Una storia che parla di me

«Voglio regalarti questa pianta – mi disse mia madre. – In primavera sbocceranno dei fiori bellissimi, grandi e di un colore intenso e brillante. Starebbe benissimo davanti alla porta d’ingresso di casa tua».

Ero molto scettica, perché non ho il pollice verde. Mio malgrado, non vado tanto d’accordo con le piante. Spesso dimentico di dar loro l’acqua, quindi non potrei mai avere a che fare con piante delicate e bisognose di cure costanti: avrebbero vita breve. A casa mia, dunque, entrano soltanto piante piuttosto “autonome”.

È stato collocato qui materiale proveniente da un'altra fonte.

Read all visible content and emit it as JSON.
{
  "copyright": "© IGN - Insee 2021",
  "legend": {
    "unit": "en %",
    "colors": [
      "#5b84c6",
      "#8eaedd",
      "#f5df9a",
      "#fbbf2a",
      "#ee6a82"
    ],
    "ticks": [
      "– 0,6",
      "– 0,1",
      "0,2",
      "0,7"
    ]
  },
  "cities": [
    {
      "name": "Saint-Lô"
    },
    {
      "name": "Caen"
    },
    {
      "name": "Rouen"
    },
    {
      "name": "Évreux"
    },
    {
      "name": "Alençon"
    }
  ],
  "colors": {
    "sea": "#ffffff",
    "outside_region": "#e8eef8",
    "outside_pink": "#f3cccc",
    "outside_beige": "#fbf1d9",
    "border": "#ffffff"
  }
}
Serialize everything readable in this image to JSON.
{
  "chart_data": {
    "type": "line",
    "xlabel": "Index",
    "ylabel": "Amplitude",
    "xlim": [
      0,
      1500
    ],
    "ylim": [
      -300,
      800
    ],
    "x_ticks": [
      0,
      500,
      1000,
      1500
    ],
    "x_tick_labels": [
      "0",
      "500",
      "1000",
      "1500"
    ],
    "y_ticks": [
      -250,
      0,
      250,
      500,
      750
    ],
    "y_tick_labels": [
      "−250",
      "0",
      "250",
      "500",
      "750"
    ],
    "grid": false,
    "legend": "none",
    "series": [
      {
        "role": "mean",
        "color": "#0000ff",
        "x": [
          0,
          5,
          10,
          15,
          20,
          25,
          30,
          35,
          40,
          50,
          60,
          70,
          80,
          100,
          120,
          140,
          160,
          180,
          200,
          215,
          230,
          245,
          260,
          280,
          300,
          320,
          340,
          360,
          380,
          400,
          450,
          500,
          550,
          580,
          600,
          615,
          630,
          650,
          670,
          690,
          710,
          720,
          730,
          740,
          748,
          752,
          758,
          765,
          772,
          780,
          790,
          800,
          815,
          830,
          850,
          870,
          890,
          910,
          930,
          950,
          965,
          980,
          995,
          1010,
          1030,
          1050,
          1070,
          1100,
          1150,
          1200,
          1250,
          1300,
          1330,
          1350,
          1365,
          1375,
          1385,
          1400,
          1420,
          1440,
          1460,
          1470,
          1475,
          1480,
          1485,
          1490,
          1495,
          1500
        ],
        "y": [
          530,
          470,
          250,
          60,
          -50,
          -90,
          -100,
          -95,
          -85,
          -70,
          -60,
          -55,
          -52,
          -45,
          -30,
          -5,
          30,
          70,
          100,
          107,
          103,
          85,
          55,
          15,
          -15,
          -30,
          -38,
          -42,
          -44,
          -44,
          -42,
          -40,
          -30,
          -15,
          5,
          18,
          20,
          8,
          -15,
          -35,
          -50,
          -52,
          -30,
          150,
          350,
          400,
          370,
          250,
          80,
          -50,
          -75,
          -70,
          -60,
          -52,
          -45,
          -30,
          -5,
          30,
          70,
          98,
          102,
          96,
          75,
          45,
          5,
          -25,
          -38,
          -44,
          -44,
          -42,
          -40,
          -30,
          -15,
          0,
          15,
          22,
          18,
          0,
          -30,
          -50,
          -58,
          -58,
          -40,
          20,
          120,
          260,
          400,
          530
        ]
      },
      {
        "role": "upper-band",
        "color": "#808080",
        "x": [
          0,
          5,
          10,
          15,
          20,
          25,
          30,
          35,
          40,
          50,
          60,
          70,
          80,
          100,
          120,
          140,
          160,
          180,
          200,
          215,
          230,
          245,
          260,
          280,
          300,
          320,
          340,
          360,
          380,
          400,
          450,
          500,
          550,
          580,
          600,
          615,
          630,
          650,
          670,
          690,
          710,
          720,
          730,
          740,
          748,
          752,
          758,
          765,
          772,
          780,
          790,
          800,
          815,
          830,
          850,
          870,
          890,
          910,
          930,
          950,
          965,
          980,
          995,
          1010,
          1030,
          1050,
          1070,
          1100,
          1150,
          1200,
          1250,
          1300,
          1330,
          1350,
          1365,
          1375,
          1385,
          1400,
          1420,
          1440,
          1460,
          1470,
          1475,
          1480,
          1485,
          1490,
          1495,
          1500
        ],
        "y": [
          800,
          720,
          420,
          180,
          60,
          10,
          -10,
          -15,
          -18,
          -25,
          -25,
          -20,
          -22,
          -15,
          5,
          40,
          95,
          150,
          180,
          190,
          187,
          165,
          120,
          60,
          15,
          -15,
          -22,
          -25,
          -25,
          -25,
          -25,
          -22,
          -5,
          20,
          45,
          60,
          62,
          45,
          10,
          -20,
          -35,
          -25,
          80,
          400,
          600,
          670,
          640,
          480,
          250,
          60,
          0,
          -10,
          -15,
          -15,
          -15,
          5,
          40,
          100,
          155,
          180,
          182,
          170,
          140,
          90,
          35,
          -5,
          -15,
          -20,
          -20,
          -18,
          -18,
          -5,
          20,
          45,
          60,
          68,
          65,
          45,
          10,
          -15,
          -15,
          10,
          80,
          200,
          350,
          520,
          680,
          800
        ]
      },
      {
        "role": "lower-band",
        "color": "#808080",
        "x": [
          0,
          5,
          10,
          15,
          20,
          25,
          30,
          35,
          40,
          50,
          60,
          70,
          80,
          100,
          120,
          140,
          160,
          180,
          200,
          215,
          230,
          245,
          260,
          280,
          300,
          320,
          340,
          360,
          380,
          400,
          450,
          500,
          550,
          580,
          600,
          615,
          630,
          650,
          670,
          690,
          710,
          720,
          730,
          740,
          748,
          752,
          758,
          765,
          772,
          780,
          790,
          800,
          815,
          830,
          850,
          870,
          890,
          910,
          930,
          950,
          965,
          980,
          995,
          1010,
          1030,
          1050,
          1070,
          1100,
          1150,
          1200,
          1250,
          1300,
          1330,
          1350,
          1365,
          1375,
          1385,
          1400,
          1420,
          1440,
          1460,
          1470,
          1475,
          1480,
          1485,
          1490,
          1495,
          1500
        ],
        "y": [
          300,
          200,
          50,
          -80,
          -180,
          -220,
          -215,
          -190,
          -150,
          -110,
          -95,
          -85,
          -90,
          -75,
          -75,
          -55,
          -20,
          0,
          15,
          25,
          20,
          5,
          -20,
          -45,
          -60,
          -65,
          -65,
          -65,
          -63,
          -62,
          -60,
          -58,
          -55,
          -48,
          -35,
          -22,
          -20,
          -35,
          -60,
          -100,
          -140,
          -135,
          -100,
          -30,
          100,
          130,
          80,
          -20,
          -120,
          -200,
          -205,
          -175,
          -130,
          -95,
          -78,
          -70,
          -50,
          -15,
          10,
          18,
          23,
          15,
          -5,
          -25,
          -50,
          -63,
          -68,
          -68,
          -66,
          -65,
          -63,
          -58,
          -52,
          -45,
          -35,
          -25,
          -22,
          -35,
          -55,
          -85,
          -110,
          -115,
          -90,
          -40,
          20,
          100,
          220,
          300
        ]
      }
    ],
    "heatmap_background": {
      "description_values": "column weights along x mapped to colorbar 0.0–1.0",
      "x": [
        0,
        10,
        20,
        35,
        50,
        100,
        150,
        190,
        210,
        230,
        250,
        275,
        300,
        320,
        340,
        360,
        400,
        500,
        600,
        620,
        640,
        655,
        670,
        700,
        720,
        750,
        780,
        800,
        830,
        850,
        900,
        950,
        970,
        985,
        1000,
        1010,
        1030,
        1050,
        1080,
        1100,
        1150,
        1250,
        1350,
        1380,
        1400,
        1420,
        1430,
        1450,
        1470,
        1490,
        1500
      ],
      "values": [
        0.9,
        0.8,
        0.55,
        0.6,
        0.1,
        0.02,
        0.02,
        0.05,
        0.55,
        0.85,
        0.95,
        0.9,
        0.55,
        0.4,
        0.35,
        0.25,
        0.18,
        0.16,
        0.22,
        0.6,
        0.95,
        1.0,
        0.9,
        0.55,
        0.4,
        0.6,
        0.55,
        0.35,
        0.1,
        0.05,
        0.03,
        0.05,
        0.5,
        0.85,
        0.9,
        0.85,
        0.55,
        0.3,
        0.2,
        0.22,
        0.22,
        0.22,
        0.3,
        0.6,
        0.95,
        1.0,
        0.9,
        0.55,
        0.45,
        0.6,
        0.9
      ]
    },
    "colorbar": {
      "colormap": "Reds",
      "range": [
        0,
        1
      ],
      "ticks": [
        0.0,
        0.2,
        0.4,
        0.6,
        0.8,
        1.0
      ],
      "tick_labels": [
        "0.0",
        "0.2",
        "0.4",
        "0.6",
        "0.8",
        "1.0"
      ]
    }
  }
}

Per tutto l’inverno, quella grossa pianta ha fatto da guardia all’uscio, senza batter ciglio. Ha bevuto l’acqua della pioggia e la rugiada del mattino, ha subito silenziosamente il gelo e qualche fiocco di neve, i lampi e i tuoni.

«Mamma, le foglie sembrano essere prive di vita. Sono secche e flosce» le raccontavo.

«Non ti preoccupare. A primavera, vedrai, le foglie rinasceranno, belle e rigogliose» mi rispondeva fiduciosa.

E invece io me ne preoccupavo. Di tanto in tanto, controllavo la vita all’interno del grande vaso. Non me la sentivo di trascurare quello che era un dono prezioso, perché sapevo bene quanto mia madre ci tenesse. Ogni primavera, infatti, l’ho vista per anni portare i fiori sbocciati da quella pianta al cimitero, davanti alla tomba di mio padre.

Intanto la primavera è arrivata. «Mamma, lo sai, sono nate foglie nuove, polpose e verdi!». E poi, entusiasta: «Mamma, mi sembra che stiano spuntando gli steli dei fiori!». Infine, incredula: «Mamma, stanno per sbocciare i fiori!»

Non conosco il motivo per il quale mia madre abbia voluto privarsi della pianta per regalarla a me. Consapevole della mia incapacità di relazionarmi alle creature verdi, quest’anno guardo i fiori e sento che sono un miracolo. Un miracolo che mi parla di lui, del mio adorato papà.

È come se, quando esco da quella porta e dopo rientro, lui fosse lì, ogni volta a salutarmi e di nuovo ad accogliermi. Lo vedo, seduto sul gradino, che mi sorride e mi fa l’occhiolino. Non dice nulla. Non ce n’è bisogno. Lo sento chiaramente e mi si accappona la pelle, perché è così reale, non è soltanto immaginazione. Mi guarda con amore e con orgoglio, come ha sempre fatto e non si stanca di ribadirmi che non se ne è mai andato: è qui, accanto a me, accanto a noi. Accanto agli amori della sua vita, agli amori ai quali ha dedicato la vita.